Peter Hegarty
The 40-year ordeal of civil war and dictatorship left a deep imprint on Spanish culture and the Spanish collective memory. What Spain remembers – and forgets – are the subjects of a profound and elegant book informed by its author’s deep familiarity with the country’s language, art and culture, which he zealously wishes others to share.
Jeremy Treglown, now Emeritus Professor of English and Comparative Literary Studies at the University of Warwick, is an accomplished critic and biographer. One of his book’s many strengths is his emphasis on the complexity of Francoism: he continually reminds us of aspects of Franco’s rule that are often overlooked. Franco usurped power and his soldiers massacred tens of thousands of defenceless people and dumped their corpses in the mass graves their grandchildren are now excavating – that much is common knowledge.

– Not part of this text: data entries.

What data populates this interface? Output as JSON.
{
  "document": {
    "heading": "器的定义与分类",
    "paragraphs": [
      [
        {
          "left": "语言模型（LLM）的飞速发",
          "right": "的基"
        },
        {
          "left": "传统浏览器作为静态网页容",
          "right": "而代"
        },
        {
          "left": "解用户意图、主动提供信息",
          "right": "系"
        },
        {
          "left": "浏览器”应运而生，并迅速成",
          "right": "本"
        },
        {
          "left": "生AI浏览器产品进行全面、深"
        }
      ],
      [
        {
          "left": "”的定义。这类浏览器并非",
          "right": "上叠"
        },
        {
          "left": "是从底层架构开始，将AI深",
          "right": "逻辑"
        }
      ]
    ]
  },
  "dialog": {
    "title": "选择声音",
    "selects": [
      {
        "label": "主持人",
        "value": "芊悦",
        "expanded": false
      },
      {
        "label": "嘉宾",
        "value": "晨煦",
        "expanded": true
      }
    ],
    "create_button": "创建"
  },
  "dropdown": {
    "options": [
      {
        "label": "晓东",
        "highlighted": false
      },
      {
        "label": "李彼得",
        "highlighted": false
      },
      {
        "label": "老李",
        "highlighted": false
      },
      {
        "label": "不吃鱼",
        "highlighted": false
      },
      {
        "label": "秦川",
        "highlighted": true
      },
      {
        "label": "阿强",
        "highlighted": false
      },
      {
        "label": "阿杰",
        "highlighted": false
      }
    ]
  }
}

But Treglowen also asks us to consider Franco’s achievements. He presided over an economic miracle for one thing: by the mid-1960s Spain numbered among the 10 richest countries in the world. But perhaps his greatest legacy was the construction of dams and reservoirs that improved and safeguarded the supply of water to a parched country.
Treglowen also takes a nuanced view of the role of the Spanish Church under Franco. With the exception of the Basque clergy, the Spanish Church supported him, some clerics even allowing their churches to be used as munitions stores. But the Church arguably had nowhere else to go: it considered socialism unacceptable while neutrality was impossible in a deeply polarised society.
The author also reminds us that the Spanish Church paid a heavy price for the choice it made: around 6,000 priests and nuns died at the hands of furious Republicans in the early months of the war. Some chose martyrdom over flight, like the Bishop of Almeria, who stayed put until his killers came for him.
Franco’s regime was repressive and strait-laced, but much less censorious than we suppose: art and cinema thrived during the dictatorship; books critical of it were published. Works that would certainly have been banned in democratic Ireland were freely available in Spanish bookshops. Among those was Martin Santos’ grim novel Time of Silence. Set in a desperate shantytown on the edge of Madrid, it includes descriptions of a backstreet abortion, and references to the sexual abuse of children.
Post-war Spanish literature is a repository of memories of dark decades, of daily life in a country of traumatised, immiserated, broken people. To read Carmen Laforet’s Nada, or Camilo Jose Cela’s La Familia de Pascual Duarte, is to experience the hungry, cold 1940s.
Franco was arguably the most influential Spaniard in history. He shaped the cities and landscapes of Spain; he had a profound influence on its politics and culture; he divided families. Yet many – perhaps most – Spaniards would prefer to forget about him. Unlike Hitler, Franco does not fascinate. He lacked the German dictator’s depraved imagination and vaulting ambitions. People don’t mind that the statues are gone, that the streets have been renamed.
At the close of an intriguing book Treglowen wonders who will look after Franco’s crypt. It’s a question he has raised with various Spanish intellectuals. Most replied that they couldn’t imagine anyone being interested in looking after it.